“財閥”はなぜ戦前の日本経済を支配できたのか?一族に富を集めた「持ち株会社」という仕組み
持ち株会社の力
戦後、GHQによって財閥解体が進められるまで、日本では財閥が驚くほどの力を持っていましたが、その背景には持ち株会社という仕組みがありました。
持ち株会社は自分で事業を行う会社ではなく、グループ企業の株を持つだけの会社です。
財閥はこの会社を頂点に置き、議決権の過半を握ることでグループ全体を支配しました。
いわば財閥の最高司令部であり、事業戦略や投資方針を決める中心的存在だったわけです。

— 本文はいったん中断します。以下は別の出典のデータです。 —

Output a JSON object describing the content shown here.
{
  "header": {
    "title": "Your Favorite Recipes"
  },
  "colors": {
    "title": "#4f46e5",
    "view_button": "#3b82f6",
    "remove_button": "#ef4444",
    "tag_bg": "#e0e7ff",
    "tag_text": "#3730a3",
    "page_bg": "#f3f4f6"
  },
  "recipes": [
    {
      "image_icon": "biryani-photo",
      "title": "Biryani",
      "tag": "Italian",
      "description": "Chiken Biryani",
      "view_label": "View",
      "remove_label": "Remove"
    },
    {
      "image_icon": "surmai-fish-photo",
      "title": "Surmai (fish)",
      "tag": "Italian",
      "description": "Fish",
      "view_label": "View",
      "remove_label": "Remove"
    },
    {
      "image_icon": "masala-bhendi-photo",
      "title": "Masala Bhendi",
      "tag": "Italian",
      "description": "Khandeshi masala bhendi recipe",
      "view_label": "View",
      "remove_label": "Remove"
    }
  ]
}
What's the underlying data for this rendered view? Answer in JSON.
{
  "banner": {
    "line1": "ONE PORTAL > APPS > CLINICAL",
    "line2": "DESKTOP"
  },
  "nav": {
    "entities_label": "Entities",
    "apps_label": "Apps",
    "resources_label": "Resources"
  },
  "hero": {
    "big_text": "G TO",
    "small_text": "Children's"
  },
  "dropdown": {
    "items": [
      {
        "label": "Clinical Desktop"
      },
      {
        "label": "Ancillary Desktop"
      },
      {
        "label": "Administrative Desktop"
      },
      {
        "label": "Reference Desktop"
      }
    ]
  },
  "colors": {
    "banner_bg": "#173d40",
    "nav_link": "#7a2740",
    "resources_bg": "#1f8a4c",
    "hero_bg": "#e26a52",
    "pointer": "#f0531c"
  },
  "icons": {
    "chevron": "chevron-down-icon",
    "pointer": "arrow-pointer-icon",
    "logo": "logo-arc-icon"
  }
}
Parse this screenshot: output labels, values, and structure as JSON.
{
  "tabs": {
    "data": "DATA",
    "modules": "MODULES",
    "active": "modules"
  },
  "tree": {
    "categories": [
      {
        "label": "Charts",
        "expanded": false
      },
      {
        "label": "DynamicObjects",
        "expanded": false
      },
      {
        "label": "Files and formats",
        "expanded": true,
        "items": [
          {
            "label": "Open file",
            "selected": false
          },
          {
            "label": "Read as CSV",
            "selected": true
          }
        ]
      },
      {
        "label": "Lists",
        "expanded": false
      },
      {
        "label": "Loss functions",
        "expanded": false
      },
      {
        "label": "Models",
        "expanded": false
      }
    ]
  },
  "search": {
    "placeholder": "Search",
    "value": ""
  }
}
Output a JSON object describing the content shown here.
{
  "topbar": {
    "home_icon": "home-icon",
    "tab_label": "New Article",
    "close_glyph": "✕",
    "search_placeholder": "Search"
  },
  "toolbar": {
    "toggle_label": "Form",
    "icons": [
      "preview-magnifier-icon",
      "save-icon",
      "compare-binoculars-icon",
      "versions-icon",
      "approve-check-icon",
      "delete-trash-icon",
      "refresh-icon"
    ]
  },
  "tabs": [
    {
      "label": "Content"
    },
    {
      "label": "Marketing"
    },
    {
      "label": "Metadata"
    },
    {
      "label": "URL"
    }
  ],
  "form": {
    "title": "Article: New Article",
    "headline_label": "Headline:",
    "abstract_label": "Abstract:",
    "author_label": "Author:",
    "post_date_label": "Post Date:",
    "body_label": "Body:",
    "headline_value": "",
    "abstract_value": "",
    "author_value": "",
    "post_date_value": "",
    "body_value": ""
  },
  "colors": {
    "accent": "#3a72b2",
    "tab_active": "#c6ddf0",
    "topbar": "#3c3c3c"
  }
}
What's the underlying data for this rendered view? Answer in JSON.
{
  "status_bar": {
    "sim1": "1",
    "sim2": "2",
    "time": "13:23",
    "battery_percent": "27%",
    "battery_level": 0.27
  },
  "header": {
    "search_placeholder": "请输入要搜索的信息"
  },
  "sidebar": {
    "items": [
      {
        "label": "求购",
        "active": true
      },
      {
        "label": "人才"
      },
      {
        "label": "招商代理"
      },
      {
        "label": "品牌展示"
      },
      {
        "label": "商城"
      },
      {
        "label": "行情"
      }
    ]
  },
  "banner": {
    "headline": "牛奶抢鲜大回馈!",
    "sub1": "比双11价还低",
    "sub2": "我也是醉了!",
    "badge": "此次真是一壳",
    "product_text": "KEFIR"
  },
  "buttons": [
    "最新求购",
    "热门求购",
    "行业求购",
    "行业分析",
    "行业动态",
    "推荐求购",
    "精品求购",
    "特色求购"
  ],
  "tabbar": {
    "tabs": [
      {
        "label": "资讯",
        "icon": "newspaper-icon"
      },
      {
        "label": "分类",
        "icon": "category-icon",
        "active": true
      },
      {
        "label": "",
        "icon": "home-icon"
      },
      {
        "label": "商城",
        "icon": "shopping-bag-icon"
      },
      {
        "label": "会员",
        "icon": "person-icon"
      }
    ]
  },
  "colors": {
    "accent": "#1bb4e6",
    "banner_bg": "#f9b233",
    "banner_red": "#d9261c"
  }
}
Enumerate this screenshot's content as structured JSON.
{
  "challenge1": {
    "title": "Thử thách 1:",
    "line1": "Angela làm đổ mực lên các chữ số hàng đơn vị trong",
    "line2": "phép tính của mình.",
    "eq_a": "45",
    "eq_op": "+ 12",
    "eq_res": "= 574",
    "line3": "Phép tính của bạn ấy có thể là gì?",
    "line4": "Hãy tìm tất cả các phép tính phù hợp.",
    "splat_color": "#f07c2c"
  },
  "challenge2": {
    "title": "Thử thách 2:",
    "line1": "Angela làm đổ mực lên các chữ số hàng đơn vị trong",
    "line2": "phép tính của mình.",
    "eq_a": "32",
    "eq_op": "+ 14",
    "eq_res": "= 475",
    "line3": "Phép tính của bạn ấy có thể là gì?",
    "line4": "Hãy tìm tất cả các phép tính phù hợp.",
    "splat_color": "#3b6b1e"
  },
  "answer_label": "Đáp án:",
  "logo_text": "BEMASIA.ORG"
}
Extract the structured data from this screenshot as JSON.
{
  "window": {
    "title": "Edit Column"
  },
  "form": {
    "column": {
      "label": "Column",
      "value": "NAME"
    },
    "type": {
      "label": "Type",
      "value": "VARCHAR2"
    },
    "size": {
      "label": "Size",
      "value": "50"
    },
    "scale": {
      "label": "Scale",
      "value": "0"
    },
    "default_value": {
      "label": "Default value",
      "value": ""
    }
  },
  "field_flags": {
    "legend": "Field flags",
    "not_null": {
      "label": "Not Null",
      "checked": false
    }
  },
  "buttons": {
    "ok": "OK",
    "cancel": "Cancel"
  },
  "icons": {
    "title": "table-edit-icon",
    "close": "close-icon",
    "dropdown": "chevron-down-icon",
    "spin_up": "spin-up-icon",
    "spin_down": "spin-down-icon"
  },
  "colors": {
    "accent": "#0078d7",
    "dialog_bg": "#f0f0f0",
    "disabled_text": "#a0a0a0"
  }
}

そもそもこの仕組みは、もともと節税のために生まれたものです。
日本には明治33年まで法人税が存在せず、会社は個人事業者と同じように所得税の対象でした。しかも会社が所得税を払う場合、役員や社員には所得税が課されないという制度だったのです。
しかし明治33年の税法改正で法人税が導入され、会社と個人の両方に税がかかるようになります。ここで財閥は新しい抜け道を見つけ出したのです。
配当金の抜け道
新しい抜け道とは、配当金には税金がかからないというものでした。
導入された法人税も、税率は25%と低かったため、役員に高い報酬を払って所得税を取られるより、会社に利益を残して配当として出す方が圧倒的に有利です。
ここに目をつけた財閥は事業を分社化し、利益を持ち株会社に集中させました。
すると持ち株会社は莫大な配当金を受け取り、財閥一族はほぼ無税で巨額の富を蓄積することになりました。
さらに、持ち株会社の株は非公開で一般の投資家は買うことができず、経営権は一族の手から外に出ることがありません。
その一方でグループ企業の株は公開されていたため、財閥は市場から資金を調達できます。
つまり、資金は外から集めるけれど、支配権は一族が独占するという構造が成立していたのです。この仕組みが財閥を日本経済の中心へと押し上げました。